Rivista "IBC" XX, 2012, 2
musei e beni culturali / mostre e rassegne, pubblicazioni, storie e personaggi
"C'è anzitutto una sorta di attenzione impietosa, di ricerca sottile che penetra tra le fibre di un soggetto, ne mette in luce le zone, per pudore o ipocrisia, nascoste, e rasenta a volte la crudeltà, o sarebbe meglio dire la crudezza, senza mai però arrivare, ed è quel che conta, a un giudizio [...]. E del resto le nature morte del 1965 non sono ridotte, con crudele violenza, alle loro spoglie più misere, non palpitano talvolta come ferite o restano schiacciate da una combustione? Ecco, proprio in queste nature morte è all'opera l'altra qualità psicologica di Mattioli, qualità della sua azione, del suo metodo, del suo modo di creare l'immagine. È il modo della spoliazione, una necessità di semplificare, di ridurre, di 'impoverire', di cercare così le essenze delle cose".

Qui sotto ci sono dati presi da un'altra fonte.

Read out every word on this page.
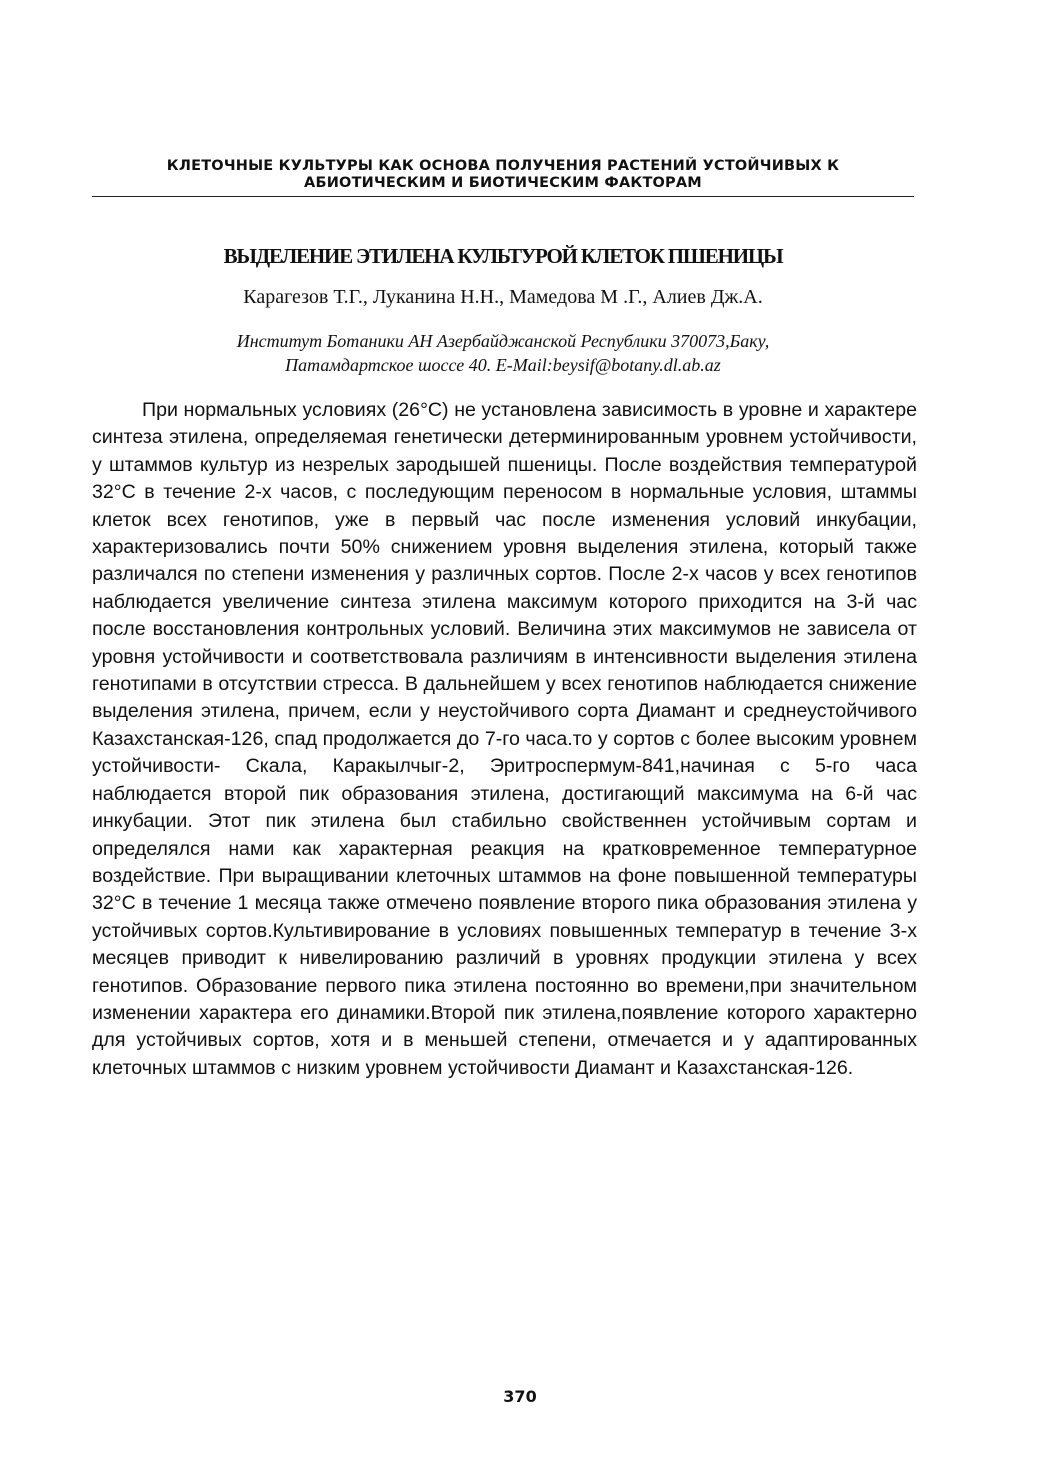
КЛЕТОЧНЫЕ КУЛЬТУРЫ КАК ОСНОВА ПОЛУЧЕНИЯ РАСТЕНИЙ УСТОЙЧИВЫХ К
АБИОТИЧЕСКИМ И БИОТИЧЕСКИМ ФАКТОРАМ
ВЫДЕЛЕНИЕ ЭТИЛЕНА КУЛЬТУРОЙ КЛЕТОК ПШЕНИЦЫ
Карагезов Т.Г., Луканина Н.Н., Мамедова М .Г., Алиев Дж.А.
Институт Ботаники АН Азербайджанской Республики 370073,Баку,
Патамдартское шоссе 40. E-Mail:beysif@botany.dl.ab.az

При нормальных условиях (26°С) не установлена зависимость в уровне и характере синтеза этилена, определяемая генетически детерминированным уровнем устойчивости, у штаммов культур из незрелых зародышей пшеницы. После воздействия температурой 32°С в течение 2-х часов, с последующим переносом в нормальные условия, штаммы клеток всех генотипов, уже в первый час после изменения условий инкубации, характеризовались почти 50% снижением уровня выделения этилена, который также различался по степени изменения у различных сортов. После 2-х часов у всех генотипов наблюдается увеличение синтеза этилена максимум которого приходится на 3-й час после восстановления контрольных условий. Величина этих максимумов не зависела от уровня устойчивости и соответствовала различиям в интенсивности выделения этилена генотипами в отсутствии стресса. В дальнейшем у всех генотипов наблюдается снижение выделения этилена, причем, если у неустойчивого сорта Диамант и среднеустойчивого Казахстанская-126, спад продолжается до 7-го часа.то у сортов с более высоким уровнем устойчивости- Скала, Каракылчыг-2, Эритроспермум-841,начиная с 5-го часа наблюдается второй пик образования этилена, достигающий максимума на 6-й час инкубации. Этот пик этилена был стабильно свойственнен устойчивым сортам и определялся нами как характерная реакция на кратковременное температурное воздействие. При выращивании клеточных штаммов на фоне повышенной температуры 32°С в течение 1 месяца также отмечено появление второго пика образования этилена у устойчивых сортов.Культивирование в условиях повышенных температур в течение 3-х месяцев приводит к нивелированию различий в уровнях продукции этилена у всех генотипов. Образование первого пика этилена постоянно во времени,при значительном изменении характера его динамики.Второй пик этилена,появление которого характерно для устойчивых сортов, хотя и в меньшей степени, отмечается и у адаптированных клеточных штаммов с низким уровнем устойчивости Диамант и Казахстанская-126.

370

Così scrive Roberto Tassi (Carlo Mattioli. La terra e l'ombra, Bergamo, Moretti & Vitali Editori, 1996, pp. 23-24). Ed è proprio la ricerca dell'essenza il punto d'incontro tra le nature morte di Carlo Mattioli e di Giorgio Morandi, il cardine del chiasmo tra i due artisti - così lontani, così vicini - posti a confronto nella mostra allestita al Museo Morandi di Bologna, "Carlo Mattioli. Nature morte" (10 febbraio - 6 maggio 2012).
A metà degli anni Sessanta del secolo scorso, il pittore modenese, ma parmense d'adozione, sostituiva al nudo gli studi sulla natura morta, confrontandosi, anche, con l'archetipo caravaggesco della Canestra ambrosiana. "Anti/Morandi per definizione" (Cesare Garboli), le affinità elettive dell'espressione figurativa di Mattioli, in quegli anni, vanno ricercate negli esponenti dell'informel francese, come indica in catalogo Simona Tosini Pizzetti. L'esposizione da ella curata ha rilevato le differenze della prassi artistica dei due emiliani, i quali, sullo stesso tema dello still life, sviluppano esiti formali e compositivi discordanti, ma che giungono ad analogie poetiche risultanti dalla medesima ricerca sull'essenza delle cose, una riflessione del proprio io più profondo e della propria spiritualità attraverso la rappresentazione pittorica.
La metamorfosi della forma, dallo stato organico a quello inorganico, attraverso un processo di astrazione morfologica e concettuale del dato di natura, connota questo periodo di Mattioli; periodo in cui, da un'esplicita narrazione degli oggetti e della natura, il suo discorso si fa sempre più enunciato nella rinuncia alla descrittività per valori formali di sintesi, che facciano emergere dalla materia, intesa come "involucro" delle cose, il nucleo, la sostanza essenziale di esse, con una pittura drammatica, pastosa e graffiata, dai toni cupi, che sfiora gli esiti di Nicolas De Staël e Jean Fautrier.
Nel catalogo, un potente saggio di ekphrasis di Marco Vallora arricchisce la letteratura artistica di Mattioli e Morandi, scandendone le differenze e avvicinandoli ut pictura poësis; e l'interessante volume bilingue si conclude con gli accurati apparati e la biografia a cura di Anna Zaniboni Mattioli.
Carlo Mattioli. Nature morte, a cura di S. Tosini Pizzetti, Cinisello Balsamo (Milano), Silvana Editoriale, 2012, 96 pagine, 22,00 euro.